L’Istat ha pubblicato il consueto aggiornamento trimestrale sui “contratti collettivi e retribuzioni contrattuali”, tracciando un quadro chiaro delle dinamiche salariali in Italia. E la fotografia che emerge conferma un tendenziale aumento delle retribuzioni in tutti i comparti coinvolti dalla contrattazione collettiva, con stipendi che sono cresciuti di più però per i dipendenti pubblici, rispetto a quelli dei lavoratori del settore privato.
Di quanto sono aumentati gli stipendi nel settore pubblico
Dopo anni in cui i salari pubblici erano rimasti pressoché fermi, stretti da lunghi periodi di vacanza contrattuale, oggi la tendenza si inverte.

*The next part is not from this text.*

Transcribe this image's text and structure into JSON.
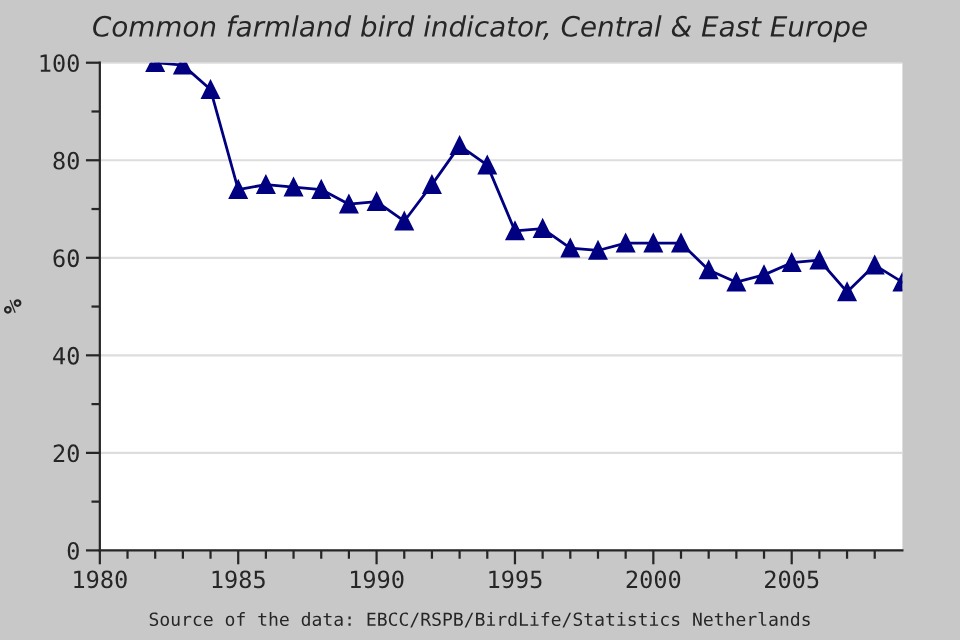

Il settore pubblico, trainato dai rinnovi e dalle indennità straordinarie previste per il triennio 2022-2024, segna un aumento delle retribuzioni contrattuali maggiore rispetto alla media, con rialzi che in alcuni comparti arrivano a superare il 7%.
Nel complesso, la retribuzione oraria media nel periodo gennaio-settembre 2025 è cresciuta del 3,3% rispetto allo stesso periodo del 2024. Si tratta di un aumento che, pur rappresentando un segnale positivo, risulta però ancora moderato rispetto al ritmo dell’inflazione.
C’è infatti un dato che invita alla prudenza. In termini reali, le retribuzioni contrattuali restano ancora inferiori dell’8,8% rispetto ai livelli di gennaio 2021. In altre parole, nonostante gli aumenti nominali, il potere d’acquisto degli stipendi dei lavoratori italiani non è più tornato ai livelli pre-crisi inflattiva e non è ancora in grado di contrastare i rincari registrati negli ultimi tempi.
Quali le differenze con il privato
A settembre 2025, l’indice delle retribuzioni contrattuali orarie risulta invariato rispetto ad agosto, ma segna un incremento generale del 2,6% su base annua. Tuttavia, la crescita non è omogenea e c’è differenza tra pubblico e privato. Nel dettaglio, a seguito dei rinnovi contrattuali, mentre nella pubblica amministrazione le buste paga hanno registrato incrementi del 3,3%, per i lavoratori dell’industria e dei servizi privati sono aumentati rispettivamente del 2,3% e del 2,4%.
Se analizziamo i singoli comparti delle PA, la distanza è ancora maggiore. Per esempio, i dipendenti dei ministeri hanno visto aumentare le retribuzioni del 7,2%, i militari e il personale della difesa del 6,9%, mentre per i vigili del fuoco l’aumento è stato del 6,8%. In questo caso si tratta di rialzi molto marcati, che riflettono gli effetti dei nuovi accordi economici firmati nel corso del 2024 e recepiti nei primi mesi del 2025, oltre all’erogazione dell’indennità di vacanza contrattuale prevista per i lavoratori del pubblico impiego in attesa del rinnovo definitivo.
Di contro, in alcuni settori del privato le retribuzioni sono rimaste ferme. Per esempio, nelle farmacie private e nelle telecomunicazioni l’aumento tendenziale è nullo, segno di un mercato del lavoro ancora segmentato e di una contrattazione che, in molte aree, fatica a tradursi in reali miglioramenti salariali. Di fatto, nel settore privato, molte imprese hanno rallentato i negoziati per i nuovi contratti, frenate da incertezze economiche, aumento dei costi del lavoro e margini di profitto ridotti.
Cosa aspettarsi nei prossimi mesi
Secondo gli analisti, la tendenza potrebbe proseguire ancora per alcuni mesi. Nei comparti pubblici dove i contratti sono stati rinnovati di recente, gli aumenti continueranno a riflettersi sui dati medi del quarto trimestre 2025 e dell’inizio del 2026. Nel settore privato, invece, molto dipenderà dall’andamento dell’economia e dalla capacità delle parti sociali di trovare un equilibrio tra esigenze d’impresa e tutela del potere d’acquisto dei lavoratori.
Resta infine il nodo dei contratti scaduti: quasi 6 milioni di lavoratori attendono ancora il rinnovo. Finché la contrattazione collettiva non tornerà a essere più rapida ed efficace, il rischio è quello di una crescita salariale a due velocità, con un pubblico che recupera terreno e un privato che fatica a seguire.